Oyó el silencio durante una eternidad, y cuando volvió a su línea, lloraba.

– Están a punto de llegar -dijo-, pero todo el edificio está en llamas, y van a tardar en subir. Tengo miedo, Stone.

– Lo sé, cariño, pero yo sigo estando aquí.

– Han dicho… -tosió-. Han dicho que moje una toalla y que me cubra la cara con ella.

– Hazlo. Yo espero.

– Bien.

Oyó el ruido del auricular al dejarlo sobre la mesa. Jamás se había sentido tan inútil. Bueno, eso no era cierto. Se había sentido igual de inútil tres años antes. Tampoco entonces pudo hacer nada, y precisamente por eso, por su culpa, Evelyn murió.

Apartó esos pensamientos de la cabeza y se concentro en Cathy. Al final, oyó unos pasos rápidos y de nuevo su voz.

– Hay fuego -gritó-. Lo estoy viendo. ¿Qué hago ahora, Stone? No sé…

Una explosión la interrumpió. Involuntariamente se apartó el auricular del oído e inmediatamente volvió a acercárselo.

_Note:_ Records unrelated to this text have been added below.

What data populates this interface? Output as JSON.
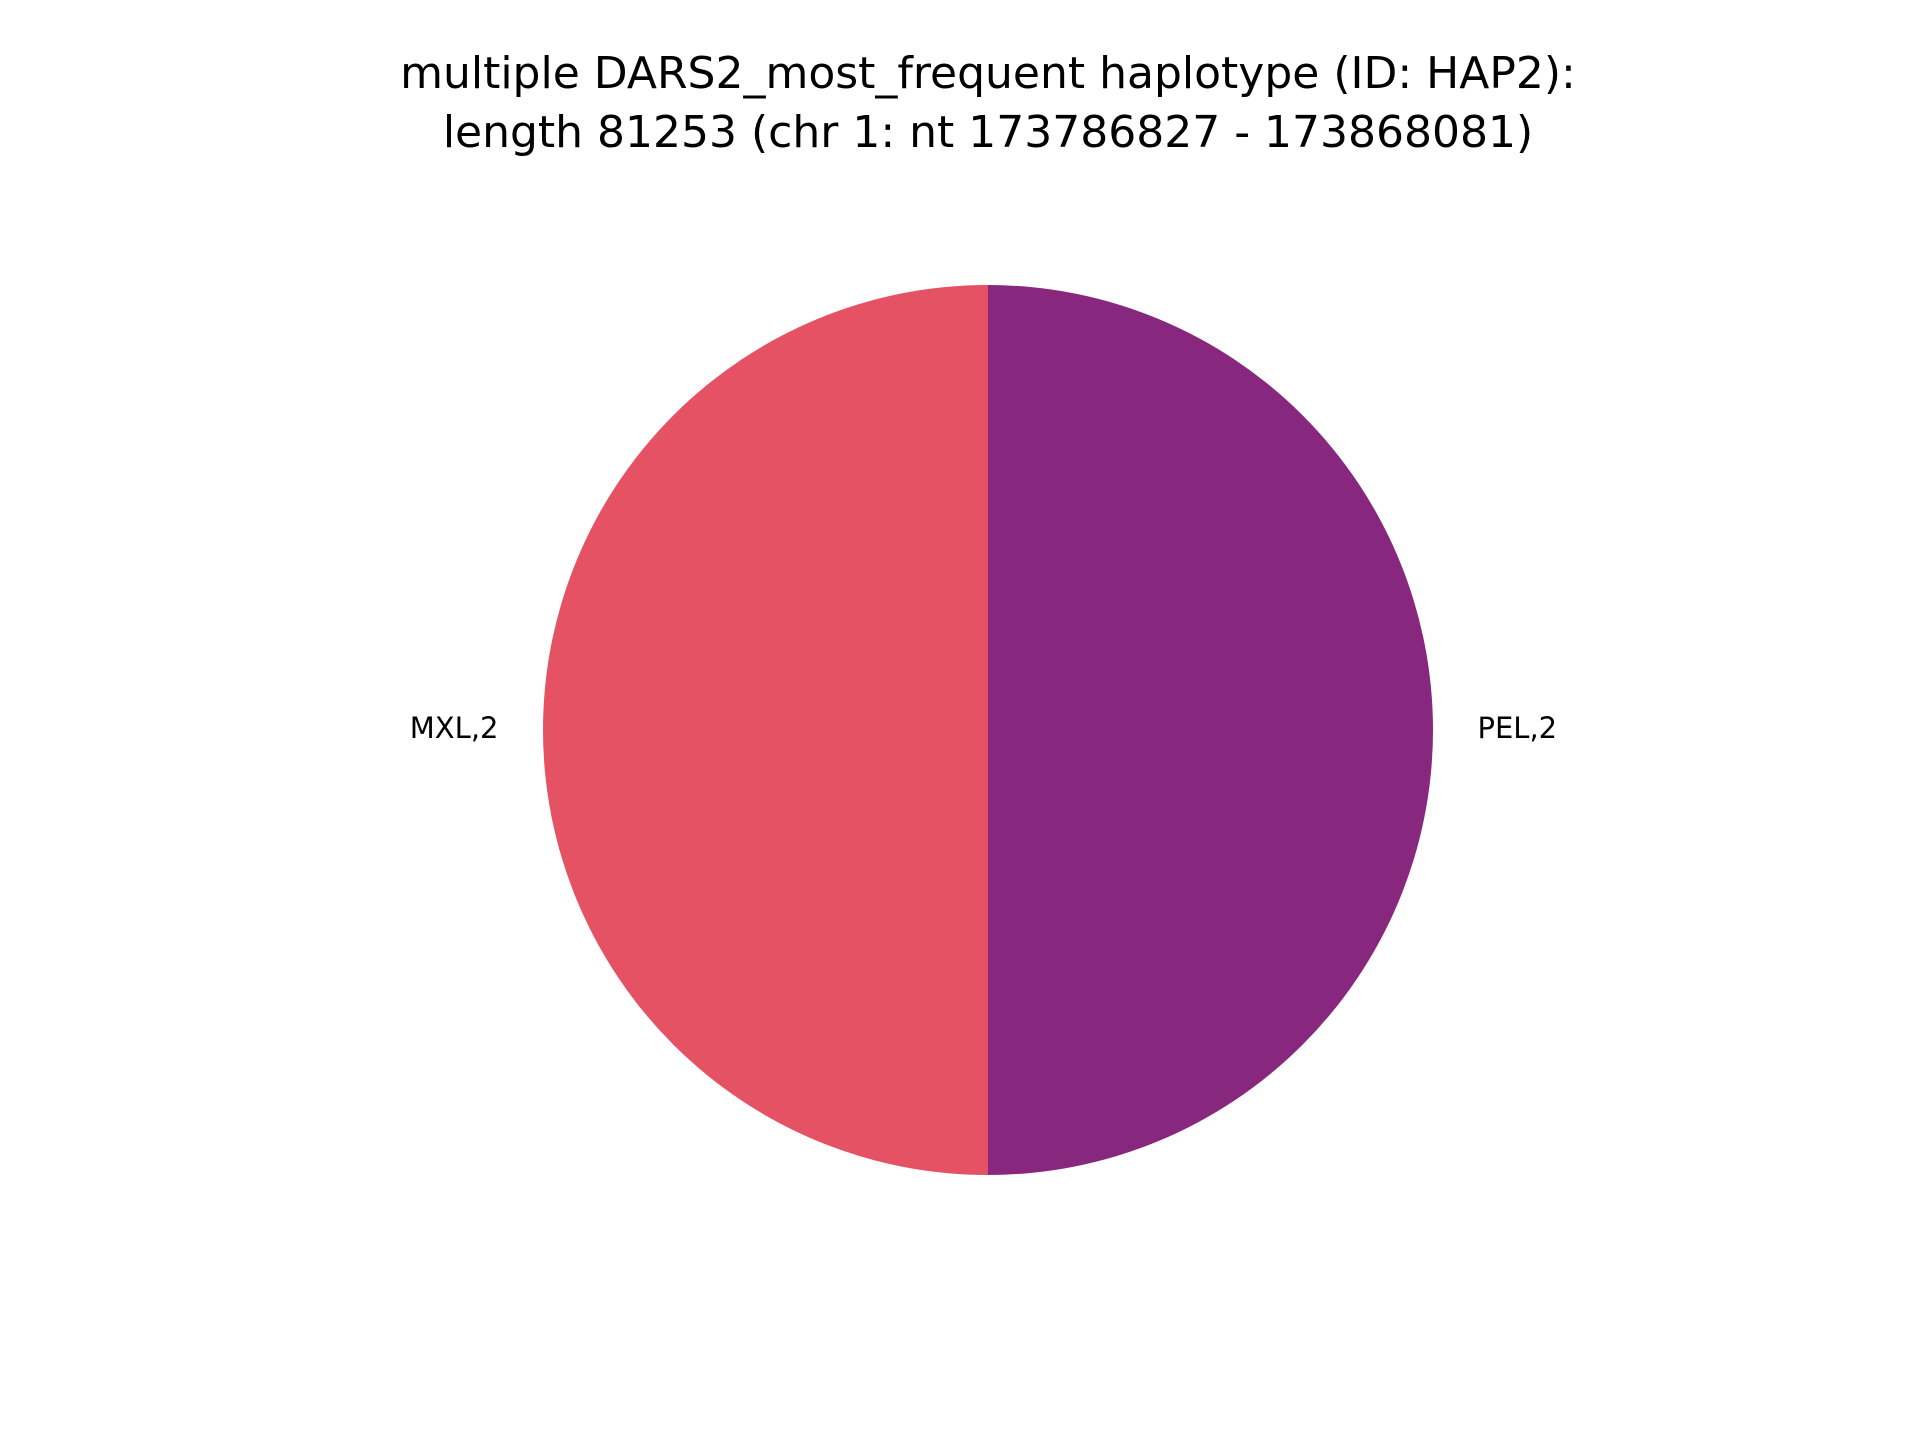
{
  "chart_data": {
    "type": "pie",
    "title_lines": [
      "multiple DARS2_most_frequent haplotype (ID: HAP2):",
      "length 81253 (chr 1: nt 173786827 - 173868081)"
    ],
    "slices": [
      {
        "label": "MXL,2",
        "value": 2,
        "color": "#e55263"
      },
      {
        "label": "PEL,2",
        "value": 2,
        "color": "#88277e"
      }
    ],
    "start_angle_deg": 90,
    "direction": "counterclockwise"
  }
}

– ¿Cathy? Cathy, ¿me oyes?

Un grito y un golpe; después, silencio.

– ¡Cathy! ¡Cathy!

Nada. Un clic seguido del tono de marcar.

Capítulo 2

Stone necesitó varios segundos para darse cuenta de qué estaba ocurriendo. La línea se había interrumpido y no tenía modo de saber qué le había pasado a Cathy.

El nudo que tenía en el estómago creció, al igual que su pánico y marcó con furia el número de su oficina, aunque en cuanto escuchó la llamada, supo que sería una pérdida de tiempo. Algo le había ocurrido a Cathy. Lo sentía con tanta seguridad como sentía el latido acelerado de su corazón. Aunque estuviese bien aún, no iba a perder el tiempo y la respiración en contestar al teléfono.

Colgó y salió de su despacho. Sólo podía hacer una cosa, y era ir en persona. Tenía que subirse al coche e ir hasta allí para cerciorarse de que estaba bien.

Salió de su despacho que quedaba en la parte trasera de la segunda planta, bajó la escalera y entró en la cocina. Ula, su ama de llaves, una agradable mujer de cincuenta y tantos años, lo miró sorprendida. Aunque era tarde, parecía tan despierta y descansada como a primera hora de la mañana.